In which seventeen dramatic chapters are reprised in seven pages.

Heck, some SF writers have built careers on fewer ideas!

Harvey Jacobs. The Retriever.

An unsettling story. Aurora Platz has lost a locket, and employs Joe Luna to find it. Against the odd, Luna manages to find the locket. And his capacity to find things which have been lost, long lost, appears to be without bounds.

Aurora finds herself retreating further back into her life, finding more and more things that she had thought long-lost. And not just possessions.

She ends up in Luna’s pocket. Literally.

Robert Reed. 555.

A minor character in a VR drama finds her chance to take a more starring role. But she has to do the dirty on the star. Will she go that far?

Robert Sheckley. The Refuge Elsewhere.

An interesting mix. The story starts with an FBI informer finding that once against his anonymity has been compromised and the Witness Protection Scheme is failing. Somebody, somewhere, is leaking.

But in fact there is a more interesting solution – the mafia boss is employing individuals with psychic powers to identify where he is holed out.

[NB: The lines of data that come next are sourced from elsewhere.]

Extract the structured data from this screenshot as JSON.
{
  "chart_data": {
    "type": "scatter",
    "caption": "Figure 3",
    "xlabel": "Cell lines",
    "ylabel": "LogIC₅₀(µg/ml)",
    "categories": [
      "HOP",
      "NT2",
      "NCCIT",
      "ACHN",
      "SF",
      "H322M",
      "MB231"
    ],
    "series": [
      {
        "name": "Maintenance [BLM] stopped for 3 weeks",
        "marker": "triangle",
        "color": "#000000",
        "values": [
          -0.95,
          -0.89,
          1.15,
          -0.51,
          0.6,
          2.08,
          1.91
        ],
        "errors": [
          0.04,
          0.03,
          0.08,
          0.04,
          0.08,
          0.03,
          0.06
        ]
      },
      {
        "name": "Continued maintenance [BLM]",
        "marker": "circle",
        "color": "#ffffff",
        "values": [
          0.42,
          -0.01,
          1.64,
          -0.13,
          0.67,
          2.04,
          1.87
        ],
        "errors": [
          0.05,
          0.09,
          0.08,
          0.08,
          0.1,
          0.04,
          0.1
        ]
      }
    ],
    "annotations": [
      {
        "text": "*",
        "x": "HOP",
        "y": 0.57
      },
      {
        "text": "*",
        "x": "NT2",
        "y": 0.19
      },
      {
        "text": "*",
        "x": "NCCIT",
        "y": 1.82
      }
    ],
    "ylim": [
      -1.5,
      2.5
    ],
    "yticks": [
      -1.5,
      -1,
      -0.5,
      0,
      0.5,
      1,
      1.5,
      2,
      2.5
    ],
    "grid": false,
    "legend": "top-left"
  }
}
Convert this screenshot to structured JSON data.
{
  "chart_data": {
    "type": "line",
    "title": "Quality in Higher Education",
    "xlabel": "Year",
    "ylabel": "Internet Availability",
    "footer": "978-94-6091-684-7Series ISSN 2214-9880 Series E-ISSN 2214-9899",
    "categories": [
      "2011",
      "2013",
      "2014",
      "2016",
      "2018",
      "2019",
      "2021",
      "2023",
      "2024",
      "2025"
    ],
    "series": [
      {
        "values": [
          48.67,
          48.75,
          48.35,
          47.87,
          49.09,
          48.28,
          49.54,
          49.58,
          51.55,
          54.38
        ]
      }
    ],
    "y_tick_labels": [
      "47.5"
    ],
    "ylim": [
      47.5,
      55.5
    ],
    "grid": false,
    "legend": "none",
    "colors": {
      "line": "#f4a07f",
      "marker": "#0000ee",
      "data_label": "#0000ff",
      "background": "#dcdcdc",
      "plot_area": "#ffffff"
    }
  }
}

The plot then shifts when Harry finds his only way to safety is to escape to a fairy-tale-ish place, which is in-between, so to speak. And there he finds true love, but his future there is threatened, and dark deeds must be done.

Conclusion.

Nine stories, no less! Whilst variety is the spice of life, this number of stories by necessity means that most are of a shortish length, and the issue is a bit like a stand-up buffet. Lots of tasty morsels, but no matter how many you eat, you don’t feel sated!